Apparemment, il n’y a pas photo. Entre Donald Trump et Emmanuel Macron, les dés sont pipés. Le premier, sûr de lui et dominateur, gonflé par son écrasante victoire électorale, assume sans trembler sa vision d’un monde où, seule, la brutalité fait bouger l’Histoire. Le second, contesté dans son propre pays, croit encore aux nuances et parle le langage d’un homme civilisé qui pense que la raison peut convaincre et contraindre les plus enragés. Entre les deux, une différence de ton, et une différence de muscles. A priori, le face-à-face entre les deux chefs d’État ne se joue pas à armes égales. Et pourtant, nous voulons croire aux arguments du Président français.
Alors que la guerre en Ukraine entre aujourd’hui dans sa troisième année, et que, malgré le courage de ses combattants et les efforts de l’Europe, les troupes russes campent toujours sur les territoires ukrainiens qu’elles ont conquis, nous ressentons le besoin de souffler et, si c’était possible, de faire taire les armes. Mais la paix ne se décrète pas par un claquement de doigts, il y faut des garanties concrètes, la certitude qu’elle ne sera pas une trêve de façade et que, connaissant les appétits impérialistes de Vladimir Poutine, il ne lui sera plus possible de reprendre un jour les armes – contre l’Ukraine bien sûr, mais aussi contre d’autres pays voisins.

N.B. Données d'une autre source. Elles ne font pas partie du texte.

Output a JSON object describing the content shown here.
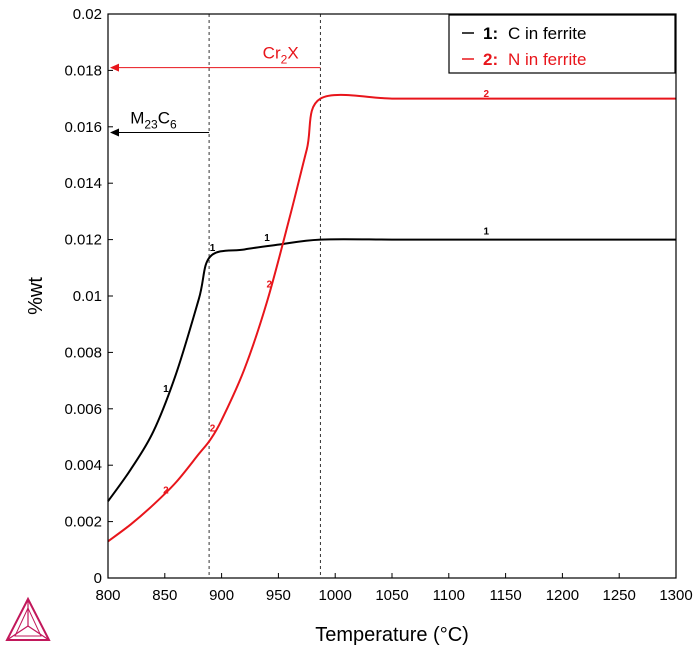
{
  "chart_data": {
    "type": "line",
    "title": "",
    "xlabel": "Temperature (°C)",
    "ylabel": "%wt",
    "xlim": [
      800,
      1300
    ],
    "ylim": [
      0,
      0.02
    ],
    "xticks": [
      800,
      850,
      900,
      950,
      1000,
      1050,
      1100,
      1150,
      1200,
      1250,
      1300
    ],
    "yticks": [
      "0",
      "0.002",
      "0.004",
      "0.006",
      "0.008",
      "0.01",
      "0.012",
      "0.014",
      "0.016",
      "0.018",
      "0.02"
    ],
    "grid": false,
    "legend_position": "top-right",
    "series": [
      {
        "name": "C in ferrite",
        "legend_index": "1:",
        "color": "#000000",
        "x": [
          800,
          820,
          840,
          860,
          880,
          890,
          920,
          950,
          987,
          1050,
          1100,
          1150,
          1200,
          1250,
          1300
        ],
        "y": [
          0.00272,
          0.00385,
          0.0052,
          0.00725,
          0.0099,
          0.0114,
          0.01165,
          0.01182,
          0.012,
          0.012,
          0.012,
          0.012,
          0.012,
          0.012,
          0.012
        ],
        "curve_labels": [
          {
            "text": "1",
            "x": 851,
            "y": 0.0066
          },
          {
            "text": "1",
            "x": 892,
            "y": 0.0116
          },
          {
            "text": "1",
            "x": 940,
            "y": 0.01195
          },
          {
            "text": "1",
            "x": 1133,
            "y": 0.01218
          }
        ]
      },
      {
        "name": "N in ferrite",
        "legend_index": "2:",
        "color": "#e8151b",
        "x": [
          800,
          820,
          840,
          860,
          880,
          890,
          900,
          920,
          940,
          960,
          975,
          987,
          1050,
          1100,
          1150,
          1200,
          1250,
          1300
        ],
        "y": [
          0.0013,
          0.0019,
          0.0026,
          0.0034,
          0.0044,
          0.0049,
          0.0056,
          0.0074,
          0.0098,
          0.0128,
          0.0152,
          0.017,
          0.017,
          0.017,
          0.017,
          0.017,
          0.017,
          0.017
        ],
        "curve_labels": [
          {
            "text": "2",
            "x": 851,
            "y": 0.003
          },
          {
            "text": "2",
            "x": 892,
            "y": 0.0052
          },
          {
            "text": "2",
            "x": 942,
            "y": 0.0103
          },
          {
            "text": "2",
            "x": 1133,
            "y": 0.01705
          }
        ]
      }
    ],
    "vertical_lines": [
      {
        "x": 889,
        "style": "dashed",
        "color": "#333333"
      },
      {
        "x": 987,
        "style": "dashed",
        "color": "#333333"
      }
    ],
    "annotations": [
      {
        "name": "cr2x",
        "base": "Cr",
        "sub": "2",
        "tail": "X",
        "color": "#e8151b",
        "arrow_from_x": 987,
        "arrow_to_x": 800,
        "y": 0.0181,
        "label_x": 952
      },
      {
        "name": "m23c6",
        "base": "M",
        "sub": "23",
        "tail": "C",
        "sub2": "6",
        "color": "#000000",
        "arrow_from_x": 889,
        "arrow_to_x": 800,
        "y": 0.0158,
        "label_x": 840
      }
    ]
  },
  "logo": {
    "name": "thermo-calc-logo",
    "color": "#c2185b"
  }
}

C’est pourquoi l’Europe avance avec prudence. Elle est au premier chef concernée par cette guerre qui fait trembler notre vieux continent. Elle tient donc, aux côtés de l’Ukraine, à participer, le jour venu, à d’éventuelles négociations.
C’est tout le contraire du scénario engagé par Donald Trump pour qui la logique des empires doit s’imposer – celle des États-Unis et de la Russie. En acceptant le dialogue avec le seul Vladimir Poutine, en approuvant même une bonne part de ses prétentions tout en lâchant l’Ukraine et ses amis européens, le Président américain renie les engagements historiques de son pays et bouleverse le jeu des alliances. Comment l’Europe peut-elle accepter cette "loi des plus forts" et l’éventuel abandon du "parapluie américain" qui remettrait en cause sa propre sécurité ?
C’est donc la parole européenne que porte aujourd’hui Emmanuel Macron à Washington – une parole basée sur les valeurs démocratiques et le respect du droit international. Mais lui sera-t-il possible de se faire entendre ? Parviendra-t-il à faire comprendre que l’Europe et l’Ukraine ne sauraient être écartées de la moindre solution de paix, qu’il y va aussi des intérêts et de l’image des États-Unis sur la scène du monde ?
Mission, semble-t-il, impossible ! Les arguments de la raison et de la morale paraissent tellement éloignés des préoccupations d’un businessman comme Trump pour qui il faut toujours aller vite en affaires – surtout quand on veut faire accepter l’inacceptable.